Student flies 400 miles to college twice a week because it's cheaper than renting

We're living in strange economic times.

man sitting on an airplane
Photo by Bambi Corro on Unsplash

Can flying to college twice a week really be cheaper than renting?

Some students choose to live at home while they go to college to save money on living expenses, but that's generally only an option for families who live in college towns or cities with large universities where a student can easily commute.

For University of British Columbia student Tim Chen, that "easy commute" is more than 400 miles each way.

Twice a week, Chen hops on a flight from his home city of Calgary, flies a little more than an hour to Vancouver to attend his classes, then flies back home the same night. And though it's hard to believe, this routine actually saves him approximately $1,000 a month.

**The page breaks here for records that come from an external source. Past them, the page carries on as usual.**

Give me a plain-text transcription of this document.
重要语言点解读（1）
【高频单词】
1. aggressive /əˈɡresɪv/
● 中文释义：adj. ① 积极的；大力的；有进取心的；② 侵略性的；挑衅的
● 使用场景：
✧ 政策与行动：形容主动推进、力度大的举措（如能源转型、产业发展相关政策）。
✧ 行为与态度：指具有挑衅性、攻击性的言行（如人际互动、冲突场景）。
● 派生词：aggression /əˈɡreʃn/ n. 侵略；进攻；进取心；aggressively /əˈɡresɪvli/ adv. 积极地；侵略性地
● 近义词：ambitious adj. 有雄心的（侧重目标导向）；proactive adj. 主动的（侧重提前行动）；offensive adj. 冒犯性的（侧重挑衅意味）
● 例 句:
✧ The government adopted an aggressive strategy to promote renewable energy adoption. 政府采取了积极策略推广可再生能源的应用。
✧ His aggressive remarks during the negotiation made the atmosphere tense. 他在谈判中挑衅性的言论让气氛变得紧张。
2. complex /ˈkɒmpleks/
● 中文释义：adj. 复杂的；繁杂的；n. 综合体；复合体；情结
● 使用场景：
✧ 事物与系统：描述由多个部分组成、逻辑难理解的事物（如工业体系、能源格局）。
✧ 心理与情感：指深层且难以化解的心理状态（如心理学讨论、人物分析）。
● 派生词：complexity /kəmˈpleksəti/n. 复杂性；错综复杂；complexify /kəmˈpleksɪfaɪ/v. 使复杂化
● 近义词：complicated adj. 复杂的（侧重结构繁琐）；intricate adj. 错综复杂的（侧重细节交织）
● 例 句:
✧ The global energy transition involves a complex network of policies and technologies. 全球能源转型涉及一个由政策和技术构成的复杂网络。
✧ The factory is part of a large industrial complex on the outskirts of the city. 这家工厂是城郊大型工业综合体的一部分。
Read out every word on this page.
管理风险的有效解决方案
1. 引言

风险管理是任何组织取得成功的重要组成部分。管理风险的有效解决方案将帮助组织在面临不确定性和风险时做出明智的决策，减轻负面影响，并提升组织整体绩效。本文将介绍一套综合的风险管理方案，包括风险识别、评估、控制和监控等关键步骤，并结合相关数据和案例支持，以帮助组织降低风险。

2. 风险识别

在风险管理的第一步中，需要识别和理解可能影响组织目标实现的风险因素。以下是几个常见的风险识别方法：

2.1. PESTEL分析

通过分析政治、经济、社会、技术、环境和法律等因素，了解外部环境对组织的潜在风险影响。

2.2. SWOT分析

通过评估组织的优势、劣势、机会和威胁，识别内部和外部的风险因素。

How does that math work? Well, each round trip flight costs around $150, so twice a week puts him at $1,200 a month for flights. Meanwhile, according to CTV, rent for a 1-bedroom apartment in Vancouver is around $2,100 (though according to reporting in the Vancouver Sun, the average 1-bedroom apartment has actually hit a whopping $3,000 a month). Chen had actually been living in Vancouver previously, but gave up his rental when he went on vacation. When he returned, the price on the place he'd been renting had gone up to $2,500.

"I thought, why don't I just stay at Calgary and then just fly here, it’s like a one-hour flight, that’s like the same as taking a bus,” he told CTV.

Chen lives with his parents in Calgary and only pays a small amount for utilities, so despite the cost of flights, commuting by plane is ultimately far cheaper than living in Vancouver.

Plus, imagine how many frequent flier miles he's racking up.

Chen is not the first student to commute to college by commercial airplane. An engineering student who was accepted to a one-year master's program at University of California, Berkeley, flew to school from Los Angeles, where he had an affordable place to live and where he planned to return when his program was finished. Once he crunched the numbers, he realized it would actually save him money to commute by plane to the Bay area and take the train from the airport to campus three times a week rather than live in Berkeley.

In all, that student spent $5592.66 over the 10 months it took him to complete his program, which was less than what he would have paid for just two months living in Berkeley.

We're living in some strange economic times, where people are having to get creative about where and how they live. Some people have discovered that unconventional lifestyles, such as living on a cruise ship, in vacation rentals or at an all-inclusive resort can be less expensive—or just as expensive—as traditional rent or mortgage payments (plus relevant living expenses). And now that more people are able to work remotely—one of the few positives to come out of the pandemic—such alternatives are more doable than ever.

Of course, the "time is money"consideration is real, and the hassle of going to the airport twice a week in the morning and evening like Tim Chen does might not be worth it for some people. But with rent prices nearly 30% higher than they were before the pandemic, more people are in need of creative solutions to cost-of-living conundrums.

Even if that means living at home and hopping a flight to school several hundred miles awaay.